Thompson Sampling for Infinite-Horizon Discounted Decision Processes

arXiv stat.ML / 4/9/2026

💬 OpinionSignals & Early TrendsIdeas & Deep AnalysisModels & Research

Key Points

  • The paper studies learning in discounted infinite-horizon MDPs with Borel (possibly continuous) state and action spaces where rewards and transitions depend on an unknown parameter.
  • It introduces a canonical probability space to support analysis of adaptive sampling-based algorithms, addressing the challenges of defining learning for such settings.
  • Because standard regret notions do not directly fit infinite-horizon policy evaluation, the authors propose decomposed metrics that split regret into expected finite-time regret, expected state regret, and expected residual regret.
  • Focusing on Thompson sampling, the paper proves that the residual regret term converges to zero exponentially fast under assumptions extending prior finite-space results to the Borel setting.
  • It further shows almost-sure convergence of a probabilistic residual regret variant and concludes that Thompson sampling achieves complete learning in the model.

Abstract

This paper develops a viable notion of learning for sampling-based algorithms that applies in broader settings than previously considered.
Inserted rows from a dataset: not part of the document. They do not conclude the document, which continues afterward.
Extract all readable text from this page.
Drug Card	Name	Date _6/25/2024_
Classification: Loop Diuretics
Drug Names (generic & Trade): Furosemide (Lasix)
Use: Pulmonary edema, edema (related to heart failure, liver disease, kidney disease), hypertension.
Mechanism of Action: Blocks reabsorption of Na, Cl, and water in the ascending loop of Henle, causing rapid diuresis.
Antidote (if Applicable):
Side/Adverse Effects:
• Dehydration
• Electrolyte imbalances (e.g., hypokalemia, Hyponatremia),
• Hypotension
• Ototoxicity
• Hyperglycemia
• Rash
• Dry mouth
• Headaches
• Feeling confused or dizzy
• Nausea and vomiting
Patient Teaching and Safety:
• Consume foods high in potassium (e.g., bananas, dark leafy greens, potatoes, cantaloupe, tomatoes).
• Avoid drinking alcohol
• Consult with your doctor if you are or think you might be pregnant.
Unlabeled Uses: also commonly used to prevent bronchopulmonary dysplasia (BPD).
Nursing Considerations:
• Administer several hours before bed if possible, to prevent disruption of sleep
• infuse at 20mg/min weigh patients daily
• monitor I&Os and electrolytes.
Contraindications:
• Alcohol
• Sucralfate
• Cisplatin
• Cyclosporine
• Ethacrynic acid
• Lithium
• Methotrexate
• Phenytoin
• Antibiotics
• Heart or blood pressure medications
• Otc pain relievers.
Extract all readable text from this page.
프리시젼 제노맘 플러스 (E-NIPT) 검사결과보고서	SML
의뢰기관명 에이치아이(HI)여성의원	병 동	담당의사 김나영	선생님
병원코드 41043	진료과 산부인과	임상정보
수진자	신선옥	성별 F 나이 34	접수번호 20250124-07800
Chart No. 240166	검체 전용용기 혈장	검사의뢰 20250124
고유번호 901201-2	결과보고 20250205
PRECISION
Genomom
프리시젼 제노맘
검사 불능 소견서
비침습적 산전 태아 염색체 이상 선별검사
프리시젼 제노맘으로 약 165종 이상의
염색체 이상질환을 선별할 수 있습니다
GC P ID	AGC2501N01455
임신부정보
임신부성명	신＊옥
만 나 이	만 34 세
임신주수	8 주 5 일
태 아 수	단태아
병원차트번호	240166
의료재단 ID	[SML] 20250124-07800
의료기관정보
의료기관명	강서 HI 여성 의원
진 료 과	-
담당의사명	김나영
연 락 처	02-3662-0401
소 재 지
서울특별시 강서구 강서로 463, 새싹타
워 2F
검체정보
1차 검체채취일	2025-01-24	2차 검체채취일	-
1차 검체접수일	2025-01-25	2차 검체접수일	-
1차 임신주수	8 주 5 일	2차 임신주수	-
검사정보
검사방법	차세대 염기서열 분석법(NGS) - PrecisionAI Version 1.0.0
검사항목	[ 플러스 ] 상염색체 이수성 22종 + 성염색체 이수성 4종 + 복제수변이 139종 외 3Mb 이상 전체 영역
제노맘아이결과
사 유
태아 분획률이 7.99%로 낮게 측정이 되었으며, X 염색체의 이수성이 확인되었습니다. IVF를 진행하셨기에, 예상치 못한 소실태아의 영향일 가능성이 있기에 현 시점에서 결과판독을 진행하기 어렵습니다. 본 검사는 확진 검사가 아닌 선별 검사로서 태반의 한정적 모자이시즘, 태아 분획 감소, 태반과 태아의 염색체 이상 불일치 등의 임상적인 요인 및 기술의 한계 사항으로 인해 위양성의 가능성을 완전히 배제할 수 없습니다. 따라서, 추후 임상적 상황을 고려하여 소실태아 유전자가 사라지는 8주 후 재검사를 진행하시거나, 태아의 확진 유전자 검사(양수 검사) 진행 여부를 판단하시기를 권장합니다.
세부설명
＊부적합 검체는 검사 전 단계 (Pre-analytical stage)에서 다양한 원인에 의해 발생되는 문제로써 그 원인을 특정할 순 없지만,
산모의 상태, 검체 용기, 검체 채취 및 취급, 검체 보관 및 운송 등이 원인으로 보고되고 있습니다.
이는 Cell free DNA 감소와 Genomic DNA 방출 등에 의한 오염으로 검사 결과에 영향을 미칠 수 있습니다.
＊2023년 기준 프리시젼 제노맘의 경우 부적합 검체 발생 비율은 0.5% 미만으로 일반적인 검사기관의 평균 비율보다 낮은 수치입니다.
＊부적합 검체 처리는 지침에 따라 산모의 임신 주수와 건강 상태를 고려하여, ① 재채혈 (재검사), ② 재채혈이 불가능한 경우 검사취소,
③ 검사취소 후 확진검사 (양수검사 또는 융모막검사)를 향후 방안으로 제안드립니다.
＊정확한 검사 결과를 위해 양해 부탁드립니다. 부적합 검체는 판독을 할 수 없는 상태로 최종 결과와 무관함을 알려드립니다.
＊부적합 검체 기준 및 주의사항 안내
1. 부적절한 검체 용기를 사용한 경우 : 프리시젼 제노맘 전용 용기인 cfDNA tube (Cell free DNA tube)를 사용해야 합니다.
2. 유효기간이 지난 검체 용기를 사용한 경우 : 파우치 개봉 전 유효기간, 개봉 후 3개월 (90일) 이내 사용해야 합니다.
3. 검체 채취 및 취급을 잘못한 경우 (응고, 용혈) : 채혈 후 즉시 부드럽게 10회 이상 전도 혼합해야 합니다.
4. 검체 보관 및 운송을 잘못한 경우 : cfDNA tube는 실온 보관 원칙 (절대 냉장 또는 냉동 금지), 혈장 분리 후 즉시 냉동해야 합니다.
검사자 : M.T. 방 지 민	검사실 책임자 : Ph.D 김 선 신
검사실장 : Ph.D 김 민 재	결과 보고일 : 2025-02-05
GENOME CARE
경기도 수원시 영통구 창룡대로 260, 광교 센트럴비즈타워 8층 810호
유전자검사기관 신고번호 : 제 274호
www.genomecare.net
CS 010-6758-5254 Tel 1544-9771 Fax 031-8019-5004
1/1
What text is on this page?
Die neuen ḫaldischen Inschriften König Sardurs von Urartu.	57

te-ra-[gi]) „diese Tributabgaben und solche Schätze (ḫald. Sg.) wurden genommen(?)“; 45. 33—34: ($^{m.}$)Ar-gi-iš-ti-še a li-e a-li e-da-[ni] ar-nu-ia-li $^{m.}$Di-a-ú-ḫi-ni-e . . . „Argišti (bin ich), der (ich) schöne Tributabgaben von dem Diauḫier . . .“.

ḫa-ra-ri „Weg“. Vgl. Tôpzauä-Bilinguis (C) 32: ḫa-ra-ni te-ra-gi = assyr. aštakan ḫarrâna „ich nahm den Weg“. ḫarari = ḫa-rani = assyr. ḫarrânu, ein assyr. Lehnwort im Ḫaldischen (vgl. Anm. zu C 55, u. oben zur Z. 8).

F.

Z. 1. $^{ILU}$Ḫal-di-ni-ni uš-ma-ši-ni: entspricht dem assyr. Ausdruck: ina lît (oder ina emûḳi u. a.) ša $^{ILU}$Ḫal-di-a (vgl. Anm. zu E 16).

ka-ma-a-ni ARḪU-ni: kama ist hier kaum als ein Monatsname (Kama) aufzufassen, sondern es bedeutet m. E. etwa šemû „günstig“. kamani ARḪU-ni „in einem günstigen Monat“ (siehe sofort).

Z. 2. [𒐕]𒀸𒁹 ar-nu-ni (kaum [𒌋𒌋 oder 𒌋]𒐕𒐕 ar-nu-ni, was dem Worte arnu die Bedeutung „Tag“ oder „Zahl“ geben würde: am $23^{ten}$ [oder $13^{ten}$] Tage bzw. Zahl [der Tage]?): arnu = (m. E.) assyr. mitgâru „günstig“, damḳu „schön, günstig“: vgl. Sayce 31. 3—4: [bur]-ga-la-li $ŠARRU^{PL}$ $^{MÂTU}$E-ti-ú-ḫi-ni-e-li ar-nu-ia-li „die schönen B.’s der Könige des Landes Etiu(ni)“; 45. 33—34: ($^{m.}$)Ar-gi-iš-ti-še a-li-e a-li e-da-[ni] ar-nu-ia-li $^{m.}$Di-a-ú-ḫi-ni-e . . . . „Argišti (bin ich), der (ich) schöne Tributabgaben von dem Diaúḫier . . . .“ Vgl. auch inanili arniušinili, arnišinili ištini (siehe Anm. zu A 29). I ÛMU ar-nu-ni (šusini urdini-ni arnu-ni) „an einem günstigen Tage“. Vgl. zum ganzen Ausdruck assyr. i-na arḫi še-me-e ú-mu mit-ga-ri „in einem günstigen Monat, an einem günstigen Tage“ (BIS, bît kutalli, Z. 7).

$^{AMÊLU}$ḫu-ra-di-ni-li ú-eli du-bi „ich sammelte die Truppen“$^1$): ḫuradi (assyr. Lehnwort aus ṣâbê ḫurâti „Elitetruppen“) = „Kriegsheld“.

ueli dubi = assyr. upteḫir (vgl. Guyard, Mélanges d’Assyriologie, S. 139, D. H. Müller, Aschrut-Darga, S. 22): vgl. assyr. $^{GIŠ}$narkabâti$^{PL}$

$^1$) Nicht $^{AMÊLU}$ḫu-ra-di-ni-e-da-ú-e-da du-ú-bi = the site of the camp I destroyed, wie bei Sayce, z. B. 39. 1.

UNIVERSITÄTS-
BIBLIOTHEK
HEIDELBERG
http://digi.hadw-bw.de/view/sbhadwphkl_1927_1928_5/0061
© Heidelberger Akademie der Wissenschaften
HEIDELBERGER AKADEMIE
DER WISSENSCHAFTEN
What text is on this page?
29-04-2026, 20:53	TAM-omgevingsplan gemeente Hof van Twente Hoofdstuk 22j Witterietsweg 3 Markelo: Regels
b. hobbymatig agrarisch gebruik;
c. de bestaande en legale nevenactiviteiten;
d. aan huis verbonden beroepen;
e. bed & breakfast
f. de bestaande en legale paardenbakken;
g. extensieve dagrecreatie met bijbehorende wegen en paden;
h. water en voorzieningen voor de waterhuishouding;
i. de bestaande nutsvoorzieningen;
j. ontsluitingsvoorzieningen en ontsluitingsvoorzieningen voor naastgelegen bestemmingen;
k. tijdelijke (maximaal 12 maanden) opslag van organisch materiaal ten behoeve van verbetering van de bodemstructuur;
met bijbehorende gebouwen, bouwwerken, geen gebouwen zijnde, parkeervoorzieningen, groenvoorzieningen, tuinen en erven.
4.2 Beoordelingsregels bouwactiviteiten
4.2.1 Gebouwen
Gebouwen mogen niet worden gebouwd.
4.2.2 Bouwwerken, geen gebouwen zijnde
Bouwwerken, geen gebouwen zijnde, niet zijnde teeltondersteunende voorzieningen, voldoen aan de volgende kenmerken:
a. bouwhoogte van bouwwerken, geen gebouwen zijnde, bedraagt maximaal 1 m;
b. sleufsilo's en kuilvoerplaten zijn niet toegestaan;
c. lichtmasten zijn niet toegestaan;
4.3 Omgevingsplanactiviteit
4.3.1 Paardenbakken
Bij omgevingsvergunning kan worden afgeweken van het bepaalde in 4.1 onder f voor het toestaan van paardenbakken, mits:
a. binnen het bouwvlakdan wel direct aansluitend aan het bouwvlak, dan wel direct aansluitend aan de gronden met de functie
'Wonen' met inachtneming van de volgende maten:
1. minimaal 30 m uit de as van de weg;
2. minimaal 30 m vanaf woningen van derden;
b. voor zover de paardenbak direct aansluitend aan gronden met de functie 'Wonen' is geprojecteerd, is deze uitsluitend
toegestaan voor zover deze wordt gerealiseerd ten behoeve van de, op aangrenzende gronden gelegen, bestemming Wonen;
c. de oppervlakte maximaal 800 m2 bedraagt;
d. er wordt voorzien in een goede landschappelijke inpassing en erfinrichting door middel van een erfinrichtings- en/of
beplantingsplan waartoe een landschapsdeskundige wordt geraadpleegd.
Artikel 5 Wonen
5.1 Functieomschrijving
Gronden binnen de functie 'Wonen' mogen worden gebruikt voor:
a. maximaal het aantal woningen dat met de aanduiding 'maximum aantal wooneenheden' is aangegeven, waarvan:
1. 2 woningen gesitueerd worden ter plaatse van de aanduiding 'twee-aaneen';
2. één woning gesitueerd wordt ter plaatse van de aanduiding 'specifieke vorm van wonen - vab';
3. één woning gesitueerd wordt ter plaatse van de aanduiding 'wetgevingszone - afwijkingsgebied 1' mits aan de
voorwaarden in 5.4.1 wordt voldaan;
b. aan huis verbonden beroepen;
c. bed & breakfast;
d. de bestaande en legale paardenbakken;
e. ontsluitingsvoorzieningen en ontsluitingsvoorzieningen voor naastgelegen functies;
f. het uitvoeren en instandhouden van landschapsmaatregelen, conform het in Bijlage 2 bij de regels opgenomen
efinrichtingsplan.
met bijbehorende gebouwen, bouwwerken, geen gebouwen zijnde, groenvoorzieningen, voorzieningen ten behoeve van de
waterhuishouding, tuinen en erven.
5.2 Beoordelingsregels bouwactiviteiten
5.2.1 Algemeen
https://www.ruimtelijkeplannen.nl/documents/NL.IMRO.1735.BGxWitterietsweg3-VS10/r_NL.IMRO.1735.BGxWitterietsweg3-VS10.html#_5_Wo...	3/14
More specifically, we model a discounted infinite-horizon MDPs with Borel state and action spaces, whose rewards and transitions depend on an unknown parameter. To analyze adaptive learning algorithms based on sampling we introduce a general canonical probability space in this setting. Since standard definitions of regret are inadequate for policy evaluation in this setting, we propose new metrics that arise from decomposing the standard expected regret in discounted infinite-horizon MDPs into three terms: (i) the expected finite-time regret, (ii) the expected state regret, and (iii) the expected residual regret. Component (i) translates into the traditional concept of expected regret over a finite horizon. Term (ii) reflects how much future performance is compromised at a given time because earlier decisions have led the system to a less favorable state than under an optimal policy. Finally, metric (iii) measures regret with respect to the optimal reward from the current period onward, disregarding the irreversible consequences of past decisions. We further disaggregate this term by introducing the probabilistic residual regret, a finer, sample-path version of (iii) that captures the remaining loss in future performance from the current period onward, conditional on the observed history. Its expectation coincides with (iii). We then focus on Thompson sampling (TS); under assumptions that extend those used in prior work on finite state and action spaces to the Borel setting, we show that component (iii) for TS converges to zero exponentially fast. We further show that, under mild conditions ensuring the existence of the relevant limits, its probabilistic counterpart converges to zero almost surely and TS achieves complete learning.